World first MRI study sheds light on heart damage during kidney dialysis
Experts in magnetic resonance imaging (MRI) and kidney disease have carried out the first ever scans to study the heart function of kidney patients while they are having dialysis treatment.
People with kidney failure need regular dialysis to remove fluid and waste products from their blood, but this process can cause falls in blood pressure and reduced blood flow to the heart. Over time this can cause long-term damage to the heart.
Research at The University of Nottingham was undertaken to investigate stress on the heart during kidney dialysis and to compare two different types of dialysis in this regard: standard haemodialysis (HD) and hemodiafiltration (HDF), a process that removes more fluid during treatment but with additional replacement fluid being given to the patient.
Experts from the University's Sir Peter Mansfield Imaging Centre (SPMIC) and the Centre for Kidney Research and Innovation (CKRI) carried out MRI scans on 12 kidney dialysis patients who were each allocated to receive both standard haemodialysis (HD) and HDF in a random order.
The study found significant cardiovascular effects with both standard haemodialysis and HDF, but no differences between the two. Results demonstrate that cardiac MRI can be a vital tool for evaluating future improvements to dialysis treatment.
Professor of Physics, Sue Francis, said: "This is the first time that MRI has been used to look at heart function while the kidney patient is actually undergoing dialysis. There were several hurdles to overcome to achieve this.
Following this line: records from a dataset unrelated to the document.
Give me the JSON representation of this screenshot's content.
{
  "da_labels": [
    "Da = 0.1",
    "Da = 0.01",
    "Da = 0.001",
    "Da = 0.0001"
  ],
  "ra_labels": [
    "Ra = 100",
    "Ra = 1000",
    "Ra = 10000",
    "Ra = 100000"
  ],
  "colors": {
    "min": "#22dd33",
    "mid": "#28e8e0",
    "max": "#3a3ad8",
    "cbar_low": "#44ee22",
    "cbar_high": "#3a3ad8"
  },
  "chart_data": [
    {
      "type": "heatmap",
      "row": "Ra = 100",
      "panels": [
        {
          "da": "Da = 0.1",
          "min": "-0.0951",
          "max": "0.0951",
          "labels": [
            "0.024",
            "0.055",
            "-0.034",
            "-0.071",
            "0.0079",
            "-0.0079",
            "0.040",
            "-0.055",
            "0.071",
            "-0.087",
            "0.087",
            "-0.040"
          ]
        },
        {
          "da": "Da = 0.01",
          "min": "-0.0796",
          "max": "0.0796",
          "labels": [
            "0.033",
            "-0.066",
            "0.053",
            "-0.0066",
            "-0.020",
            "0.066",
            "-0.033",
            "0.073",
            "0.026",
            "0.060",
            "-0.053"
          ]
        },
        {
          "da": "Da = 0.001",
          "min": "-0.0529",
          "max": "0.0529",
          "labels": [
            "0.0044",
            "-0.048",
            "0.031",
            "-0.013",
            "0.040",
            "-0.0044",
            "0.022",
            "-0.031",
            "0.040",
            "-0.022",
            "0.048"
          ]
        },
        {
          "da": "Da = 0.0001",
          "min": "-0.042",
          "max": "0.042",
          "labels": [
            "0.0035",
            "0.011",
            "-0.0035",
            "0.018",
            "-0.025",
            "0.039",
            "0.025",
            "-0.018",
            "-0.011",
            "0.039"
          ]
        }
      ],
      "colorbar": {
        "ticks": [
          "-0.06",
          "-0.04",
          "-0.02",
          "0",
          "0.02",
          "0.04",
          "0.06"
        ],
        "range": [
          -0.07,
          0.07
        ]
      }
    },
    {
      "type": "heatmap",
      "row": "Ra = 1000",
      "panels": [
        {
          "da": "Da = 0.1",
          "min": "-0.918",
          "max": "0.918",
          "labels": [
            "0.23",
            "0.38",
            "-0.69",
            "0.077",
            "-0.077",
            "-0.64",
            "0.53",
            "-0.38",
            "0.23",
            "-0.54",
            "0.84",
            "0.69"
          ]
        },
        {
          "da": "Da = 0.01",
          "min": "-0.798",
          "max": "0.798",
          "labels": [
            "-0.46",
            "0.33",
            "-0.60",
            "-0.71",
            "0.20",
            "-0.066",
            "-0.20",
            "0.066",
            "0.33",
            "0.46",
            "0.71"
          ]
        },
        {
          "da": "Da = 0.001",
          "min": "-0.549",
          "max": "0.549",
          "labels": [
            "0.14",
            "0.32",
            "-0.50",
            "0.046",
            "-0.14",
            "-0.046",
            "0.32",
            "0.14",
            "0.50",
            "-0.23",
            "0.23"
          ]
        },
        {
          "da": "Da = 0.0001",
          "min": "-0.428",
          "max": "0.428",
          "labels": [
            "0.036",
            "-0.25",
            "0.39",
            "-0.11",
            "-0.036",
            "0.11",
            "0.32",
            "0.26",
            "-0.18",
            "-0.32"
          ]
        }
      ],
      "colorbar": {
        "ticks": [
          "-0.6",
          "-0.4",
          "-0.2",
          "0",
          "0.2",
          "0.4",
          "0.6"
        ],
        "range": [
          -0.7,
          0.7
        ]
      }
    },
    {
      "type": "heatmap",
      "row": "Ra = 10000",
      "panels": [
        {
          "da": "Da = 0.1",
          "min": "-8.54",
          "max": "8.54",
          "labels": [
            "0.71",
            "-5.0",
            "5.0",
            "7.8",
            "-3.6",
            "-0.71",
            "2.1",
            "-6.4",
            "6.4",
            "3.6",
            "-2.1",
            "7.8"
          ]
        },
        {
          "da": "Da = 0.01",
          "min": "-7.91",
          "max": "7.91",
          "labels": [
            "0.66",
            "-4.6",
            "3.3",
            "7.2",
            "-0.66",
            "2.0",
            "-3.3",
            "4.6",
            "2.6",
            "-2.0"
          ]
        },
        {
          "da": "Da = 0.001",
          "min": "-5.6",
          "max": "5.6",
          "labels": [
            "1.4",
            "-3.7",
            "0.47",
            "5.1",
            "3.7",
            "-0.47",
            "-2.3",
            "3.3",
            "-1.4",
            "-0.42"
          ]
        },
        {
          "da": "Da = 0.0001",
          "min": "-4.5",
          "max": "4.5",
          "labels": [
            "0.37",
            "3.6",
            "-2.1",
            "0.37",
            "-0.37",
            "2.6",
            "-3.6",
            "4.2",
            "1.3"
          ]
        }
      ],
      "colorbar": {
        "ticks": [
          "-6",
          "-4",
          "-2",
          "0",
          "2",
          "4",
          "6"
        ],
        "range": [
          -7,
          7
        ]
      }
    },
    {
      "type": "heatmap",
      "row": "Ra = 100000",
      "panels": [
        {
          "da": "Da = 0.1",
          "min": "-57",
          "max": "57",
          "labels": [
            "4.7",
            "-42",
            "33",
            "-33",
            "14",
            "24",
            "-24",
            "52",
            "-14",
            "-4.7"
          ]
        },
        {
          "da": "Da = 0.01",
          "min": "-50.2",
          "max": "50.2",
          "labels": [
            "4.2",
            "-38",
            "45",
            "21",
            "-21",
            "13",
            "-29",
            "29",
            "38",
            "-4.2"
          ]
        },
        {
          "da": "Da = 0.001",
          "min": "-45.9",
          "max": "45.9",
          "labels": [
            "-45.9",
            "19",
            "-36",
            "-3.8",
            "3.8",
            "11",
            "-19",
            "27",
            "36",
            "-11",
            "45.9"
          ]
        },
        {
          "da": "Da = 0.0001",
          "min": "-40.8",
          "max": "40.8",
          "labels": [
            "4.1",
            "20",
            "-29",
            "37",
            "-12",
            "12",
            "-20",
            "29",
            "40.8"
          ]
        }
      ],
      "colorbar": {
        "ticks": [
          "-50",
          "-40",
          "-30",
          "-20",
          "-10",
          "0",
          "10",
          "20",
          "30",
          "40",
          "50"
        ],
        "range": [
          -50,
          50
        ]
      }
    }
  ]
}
We had to set up a dialysis machine in our MRI research centre, change the metal needles that go into the patient to non-magnetic silicone ones, extend and insulate the lines that connect the patient to the dialysis machine and position the equipment using our knowledge of the magnetic fields in the MRI unit."
Professor of Medicine (Nephrology), Maarten Taal, said: "Using this unique set-up we were able to monitor multiple cardiovascular measurements while dialysis was taking place in the patients. We measured how many litres of blood were pumped per minute by the left ventricle of the heart, how well the heart muscle was able to contract, blood flow in the coronary artery which supplies the heart muscle and myocardial perfusion to check the efficiency of blood flow to the capillaries or tiny blood vessels in the heart muscle."
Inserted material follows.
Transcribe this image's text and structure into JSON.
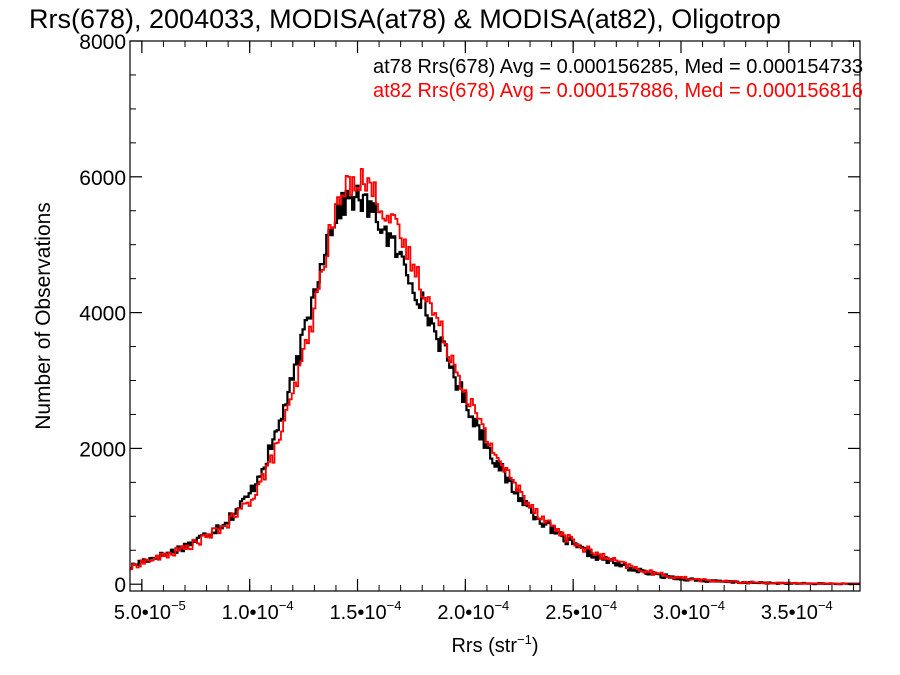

"Interestingly, we found all measures of systolic contractile function fell during both standard haemodialysis and haemodiafiltration with partial recovery after dialysis. All patients showed some degree of left ventricular dysfunction and blood flow to the small capillaries in the heart muscle decreased significantly during both types of treatment. Our observations confirm the need for interventions to reduce the negative impact of dialysis on the heart."
Having successfully tested this method, the research team is now aiming to test the effects of other dialysis treatments using MRI.